Für die Miete spricht anderseits die grössere Ungebundenheit in finanzieller Hinsicht und der wesentlich geringere Aufwand: Eine Mietwohnung kann man kurzfristig kündigen; um Unterhalt, Reparaturen und Verwaltung braucht man sich nicht zu kümmern. Wohneigentum hingegen verlangt einem einen grösseren Zeitaufwand ab, bietet dafür aber auch die Freiheit, das Haus oder die Wohnung nach eigenem Gusto selbst einrichten, ausbauen oder umbauen zu können.
Wohnen Sie in den eigenen vier Wänden, gehen Sie zudem kein Kündigungsrisiko ein, denn als «Herr und Meister» in den eigenen vier Wänden ist man weder der Willkür eines Hausbesitzers noch den Launen einer Verwaltung ausgesetzt.
Anderseits bürdet man sich mit Wohneigentum eine längerfristige finanzielle Belastung auf (Hypothekarzinsen, Amortisation, Reparatur- und Unterhaltskosten) und nimmt im Falle eines Umzugs einen wesentlich höheren Aufwand, aber auch ein Risiko in Kauf - denn zuerst müssen Sie einen Käufer für die Liegenschaft finden, der das Objekt im Rahmen Ihrer Preisvorstellungen erwirbt.
Jürg Zulliger
WOHNEIGENTUM - Die 10 wichtigsten Punkte
1. Maximal möglicher Preis
2. Lage: Wie steht es um Immissionen (Lärm und Geruch)? Wie wichtig sind Ihnen Ruhe, Sonne und Aussicht?

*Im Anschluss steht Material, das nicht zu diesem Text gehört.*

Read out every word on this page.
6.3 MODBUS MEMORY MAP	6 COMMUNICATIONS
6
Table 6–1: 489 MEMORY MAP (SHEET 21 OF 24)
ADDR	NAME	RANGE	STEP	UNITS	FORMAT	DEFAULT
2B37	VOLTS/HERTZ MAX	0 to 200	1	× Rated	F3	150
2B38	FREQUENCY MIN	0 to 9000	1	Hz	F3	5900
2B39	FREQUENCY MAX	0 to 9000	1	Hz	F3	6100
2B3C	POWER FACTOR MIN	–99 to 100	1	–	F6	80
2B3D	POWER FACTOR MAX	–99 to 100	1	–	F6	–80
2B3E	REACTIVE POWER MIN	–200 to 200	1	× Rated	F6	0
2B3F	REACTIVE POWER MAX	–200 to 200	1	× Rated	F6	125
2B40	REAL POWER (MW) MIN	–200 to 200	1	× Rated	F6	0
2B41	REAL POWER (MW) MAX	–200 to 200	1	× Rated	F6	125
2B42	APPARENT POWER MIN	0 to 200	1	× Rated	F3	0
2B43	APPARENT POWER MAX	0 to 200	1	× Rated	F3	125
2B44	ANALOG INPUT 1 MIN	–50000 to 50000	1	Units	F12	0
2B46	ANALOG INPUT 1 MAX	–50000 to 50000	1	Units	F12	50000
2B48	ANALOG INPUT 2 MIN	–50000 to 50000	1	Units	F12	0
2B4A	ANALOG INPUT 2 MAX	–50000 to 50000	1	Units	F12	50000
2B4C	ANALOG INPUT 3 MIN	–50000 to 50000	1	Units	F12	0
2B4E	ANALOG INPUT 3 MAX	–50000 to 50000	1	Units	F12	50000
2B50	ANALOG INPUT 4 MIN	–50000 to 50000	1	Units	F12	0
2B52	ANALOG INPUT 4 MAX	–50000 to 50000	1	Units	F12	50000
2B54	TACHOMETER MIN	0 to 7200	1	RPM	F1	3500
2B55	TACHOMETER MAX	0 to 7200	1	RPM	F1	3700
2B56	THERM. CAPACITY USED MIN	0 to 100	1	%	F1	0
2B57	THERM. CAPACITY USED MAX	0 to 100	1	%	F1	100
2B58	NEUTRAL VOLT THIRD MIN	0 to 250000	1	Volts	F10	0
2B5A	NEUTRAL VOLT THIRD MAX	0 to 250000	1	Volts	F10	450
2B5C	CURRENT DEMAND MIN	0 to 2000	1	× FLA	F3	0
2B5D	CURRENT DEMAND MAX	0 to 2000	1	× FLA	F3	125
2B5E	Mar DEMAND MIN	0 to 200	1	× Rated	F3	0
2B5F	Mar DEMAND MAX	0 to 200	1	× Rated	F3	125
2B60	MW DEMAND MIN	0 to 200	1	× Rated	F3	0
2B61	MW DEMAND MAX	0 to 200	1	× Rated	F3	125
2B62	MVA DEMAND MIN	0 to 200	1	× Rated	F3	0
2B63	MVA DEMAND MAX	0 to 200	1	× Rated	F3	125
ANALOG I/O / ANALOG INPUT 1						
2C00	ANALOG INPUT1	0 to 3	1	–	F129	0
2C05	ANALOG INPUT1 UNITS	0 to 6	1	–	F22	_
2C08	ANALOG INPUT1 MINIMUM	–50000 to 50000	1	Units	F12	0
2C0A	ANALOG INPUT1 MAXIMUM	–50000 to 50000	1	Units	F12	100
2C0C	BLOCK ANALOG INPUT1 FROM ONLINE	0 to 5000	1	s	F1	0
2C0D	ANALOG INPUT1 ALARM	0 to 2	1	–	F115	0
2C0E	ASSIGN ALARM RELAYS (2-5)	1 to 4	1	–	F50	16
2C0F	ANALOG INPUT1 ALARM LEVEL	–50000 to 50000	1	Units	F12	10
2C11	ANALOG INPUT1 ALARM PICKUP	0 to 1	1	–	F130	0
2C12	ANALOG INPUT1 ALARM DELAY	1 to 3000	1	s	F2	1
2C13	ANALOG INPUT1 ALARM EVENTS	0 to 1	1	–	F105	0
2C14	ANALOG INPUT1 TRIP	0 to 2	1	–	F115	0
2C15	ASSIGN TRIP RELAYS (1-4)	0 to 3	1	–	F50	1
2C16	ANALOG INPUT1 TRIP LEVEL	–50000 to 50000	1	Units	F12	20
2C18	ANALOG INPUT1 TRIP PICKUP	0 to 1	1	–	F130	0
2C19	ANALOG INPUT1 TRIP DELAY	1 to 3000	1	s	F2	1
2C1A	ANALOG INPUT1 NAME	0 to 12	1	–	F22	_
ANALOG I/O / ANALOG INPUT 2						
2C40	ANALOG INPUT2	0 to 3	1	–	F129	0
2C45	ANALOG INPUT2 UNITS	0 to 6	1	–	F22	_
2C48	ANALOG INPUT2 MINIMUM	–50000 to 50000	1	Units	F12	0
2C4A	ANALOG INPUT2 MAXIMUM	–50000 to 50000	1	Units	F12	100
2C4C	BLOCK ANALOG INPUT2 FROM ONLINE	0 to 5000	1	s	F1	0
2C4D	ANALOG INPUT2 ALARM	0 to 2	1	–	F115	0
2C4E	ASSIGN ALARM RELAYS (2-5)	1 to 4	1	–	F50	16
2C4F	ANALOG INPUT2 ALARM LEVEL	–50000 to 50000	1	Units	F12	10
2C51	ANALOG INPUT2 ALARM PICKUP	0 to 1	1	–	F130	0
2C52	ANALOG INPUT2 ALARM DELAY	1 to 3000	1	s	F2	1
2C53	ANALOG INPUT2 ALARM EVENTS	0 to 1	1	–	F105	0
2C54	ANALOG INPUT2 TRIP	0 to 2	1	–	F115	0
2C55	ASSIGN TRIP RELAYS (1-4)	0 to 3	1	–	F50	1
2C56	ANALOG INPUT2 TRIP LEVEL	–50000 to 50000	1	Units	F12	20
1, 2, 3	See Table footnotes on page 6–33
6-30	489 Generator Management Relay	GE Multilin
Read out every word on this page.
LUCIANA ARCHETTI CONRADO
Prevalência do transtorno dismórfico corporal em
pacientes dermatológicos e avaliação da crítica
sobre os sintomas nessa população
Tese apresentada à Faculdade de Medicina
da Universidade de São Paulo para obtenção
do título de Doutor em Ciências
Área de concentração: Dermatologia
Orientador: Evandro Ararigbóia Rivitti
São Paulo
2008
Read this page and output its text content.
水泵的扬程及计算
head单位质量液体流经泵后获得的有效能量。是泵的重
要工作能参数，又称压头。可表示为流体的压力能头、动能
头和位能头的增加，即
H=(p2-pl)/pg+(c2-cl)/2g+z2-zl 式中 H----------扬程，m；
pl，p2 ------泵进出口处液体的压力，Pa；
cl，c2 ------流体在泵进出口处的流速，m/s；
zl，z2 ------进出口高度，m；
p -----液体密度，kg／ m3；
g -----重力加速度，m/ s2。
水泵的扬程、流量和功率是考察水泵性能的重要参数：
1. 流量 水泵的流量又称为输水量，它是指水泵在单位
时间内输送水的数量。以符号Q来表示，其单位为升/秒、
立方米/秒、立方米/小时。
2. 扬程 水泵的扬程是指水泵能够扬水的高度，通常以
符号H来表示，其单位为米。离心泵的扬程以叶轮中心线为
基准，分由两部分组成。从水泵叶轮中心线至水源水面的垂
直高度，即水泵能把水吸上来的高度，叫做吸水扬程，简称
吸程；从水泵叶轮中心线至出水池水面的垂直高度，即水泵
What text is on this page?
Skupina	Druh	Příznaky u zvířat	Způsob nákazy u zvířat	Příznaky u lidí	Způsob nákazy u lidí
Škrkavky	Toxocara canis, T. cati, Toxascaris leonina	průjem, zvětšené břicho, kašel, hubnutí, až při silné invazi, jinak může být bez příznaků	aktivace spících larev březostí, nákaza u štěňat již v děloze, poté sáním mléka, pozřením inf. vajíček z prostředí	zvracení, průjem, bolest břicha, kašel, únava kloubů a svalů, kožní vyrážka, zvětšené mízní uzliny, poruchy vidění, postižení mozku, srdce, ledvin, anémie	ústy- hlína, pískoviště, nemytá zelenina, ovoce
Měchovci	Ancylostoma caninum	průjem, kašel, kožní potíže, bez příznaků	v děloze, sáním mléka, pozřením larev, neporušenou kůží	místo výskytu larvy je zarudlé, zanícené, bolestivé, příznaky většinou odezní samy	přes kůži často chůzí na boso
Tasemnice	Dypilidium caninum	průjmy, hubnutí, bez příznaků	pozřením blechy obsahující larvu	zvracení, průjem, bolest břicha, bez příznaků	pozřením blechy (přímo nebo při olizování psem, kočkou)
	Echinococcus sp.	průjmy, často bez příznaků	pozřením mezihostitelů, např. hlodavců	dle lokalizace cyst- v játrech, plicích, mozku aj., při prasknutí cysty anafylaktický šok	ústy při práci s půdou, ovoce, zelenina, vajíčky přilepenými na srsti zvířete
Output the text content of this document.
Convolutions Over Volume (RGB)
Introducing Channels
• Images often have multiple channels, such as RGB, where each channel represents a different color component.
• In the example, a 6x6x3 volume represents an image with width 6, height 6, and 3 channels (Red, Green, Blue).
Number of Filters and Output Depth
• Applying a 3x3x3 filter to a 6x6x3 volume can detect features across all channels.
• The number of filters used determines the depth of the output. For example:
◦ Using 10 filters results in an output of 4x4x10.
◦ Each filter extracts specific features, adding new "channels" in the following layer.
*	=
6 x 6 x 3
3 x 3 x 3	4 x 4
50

3. Merkmale der Gemeinde und des Wohnumfeldes: Freizeitangebot, Einrichtungen für Kinder, Sport, medizinische Versorgung etc.
4. Erschliessung mit öffentlichem und privatem Verkehr
5. Distanzen zu Arbeitsplatz, Schule und Einkaufsmöglichkeiten
6. Architekturstil und Bauweise: klassisch «alt» oder modern?
7. Grösse und Anzahl der Zimmer
8. Grundriss allgemein, Flexibilität hinsichtlich der später nötigen Änderungen
9. Innenausbau, Farben und Materialien: Ästhetik, praktischer Nutzen und Dauerhaftigkeit
10. Soziales Umfeld, Nachbarschaft
Kreuzen Sie nach jeder Besichtigung die erfüllten Punkte an. Erst wenn ein Objekt mindestens sieben oder acht Anforderungsmerkmale erfüllt, sollten Sie das Angebot ernsthaft prüfen. Bedenken Sie jedoch, dass 100-prozentige Übereinstimmung kaum je möglich ist.